Tuesday, 23 May 2006

X -Men: The Last Stand (2006)

In this movie, everyone's a cameo!

The best thing you could do before stepping into the cinema to watch X-men: The Last Stand would be to quickly rewatch X-men and X2 on DVD. Given the 3-year gap between each movie, it’s best to freshen your memory. If the earlier films in the X-men trilogy spent too little time to the background stories of the mutant heroes and villains, the third film assumes its audience have either done their homework or are fans of the Marvel comic book series, and jumps straight into the action when the opening credits fade.

In fact, that’s what I expect a good trilogy to do – leave the introductions, the necessary but tedious explanations to the opening film, the development and build-up to the middle film, so that the final film can concentrate on the payoff. Despite managing to crank up the action (the movie breezes through at 105 minutes, half an hour shorter than its predecessor), the concluding chapter does not gell well with the feel of the previous films, due to the replacement of director and writer Bryan Singer with Brett Ratner.
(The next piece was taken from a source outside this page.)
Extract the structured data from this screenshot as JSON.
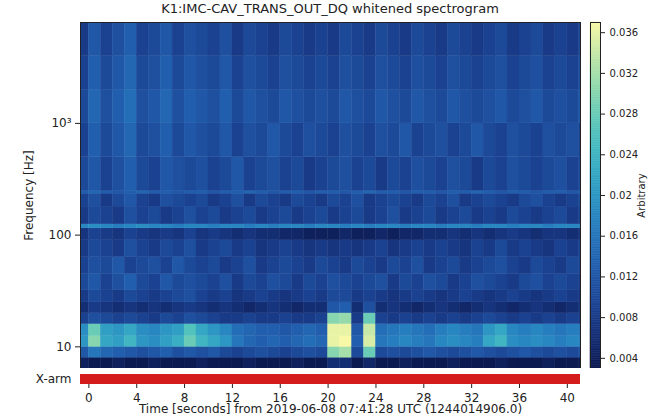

Signs of the change are apparent as the movie develops: Ratner has a slightly bigger budget, which he largely devotes to scenes that are there to call attention to the expensive special effects and CGI – some of which are gratuitous, jaw-dropping, or even both at the same time. Ratner has made a movie that is designed to engage and impress the eye of the audience, and his decision to focus on visuals is reasonably justifiable.

The death of Jean Grey in X2 segues flawlessly into her resurrection in The Last Stand. The resurrection unleashes Phoenix, the split personality of Jean Grey (Famke Janssen). Yes, you heard that right. Ratner radically rewrites many characters in the movie even when adapting them from the original comic books. The mentally unstable Phoenix is the most powerful mutant on the planet, surpassing the strengths of Charles Xavier (Patrick Stewart) and Magneto (Ian McKellen). That provides plenty of excuses for dramatic special effects set-pieces that occur when Jean Grey loses control of her wild half.

Providing the other half of the rudimentary plot is the discovery of a cure for mutants. As a result of a botched operation by Magneto and Mystique (Rebecca Romijn), a pharmaceutical company pre-emptively announces its discovery of a permanent cure for mutants. That’s a intriguing dilemma for all mutants: should they line up in droves to become normal again and to escape daily persecution, discrimination, fear and distrust from the rest of humanity, or insist – in the words of Storm (Halle Berry, still underutilised) – that there is nothing to be cured, that being a mutant isn’t a sickness? Or should mutants rise up, destroy the cure by any means possible because, as Magneto suggests, this is not a cure but a genocidal tool to wipe out mutants?

Alas, Brett Ratner is not Bryan Singer. These moral and ethical themes would’ve been a natural progression from Singer’s use of the civil rights movement, racial discrimination, bigotry and political witch hunts to create parallels between the real world and the mutant universe, but the spectre of a genocide masquerading as a cure for a “medical condition” is quickly glossed over. That’s a major disappointment, keeping in mind how Singer worked these heavy themes and social issues into the first two X-men movies, and showed how their impact on the lives of the main characters. And that’s why the most powerful and best-written scene in the entire trilogy belongs to X2, where Iceman (Shawn Ashmore, who returns for the final film) comes out as a mutant to his parents.

On another note, it’s entirely possible that this movie has even more new mutant heroes and villains that X2. So much more that even the long-awaited appearances of Beast (Kelsey Grammer, underutilised and given no witty lines for a witty character) and Angel (Ben Foster) blur into the storm of cameos and walk-on appearances.

While the script and dialogue clearly don’t measure up to the standards of the previous film, The Last Stand still does some things right. Rebecca Romijn returns in the movie as Mystique, with her delicious blue stick-on beads, Hugh Jackman’s Wolverine has an obligatory shirtless scene, and Ian McKellen raises his eyebrows, waves his hands, and waggles his fingers so charmingly as he fights off soldiers and fellow mutants. Too bad he doesn’t have any wicked lines this time round, though.

On its own, The Last Stand is a perfectly acceptable comic book adaptation, whose only flaw is its over-reliance on special effects and eye candy, which take away some of the emotional impact of the final scenes. It tells a remarkably coherent tale compared to stinkers like Catwoman and Elektra, but considering its place in a movie trilogy, The Last Stand comes as a mild disappointment – it’s better than X-men the movie, but weaker than X2.

The Last Stand will eventually be seen not as a concluding episode of a great trilogy, but as a weak but necessary “middle movie” paving the way for the inevitable Mystique, Wolverine and Magneto spin-off movies.

And one more thing: do sit through the credits at the end for a special scene.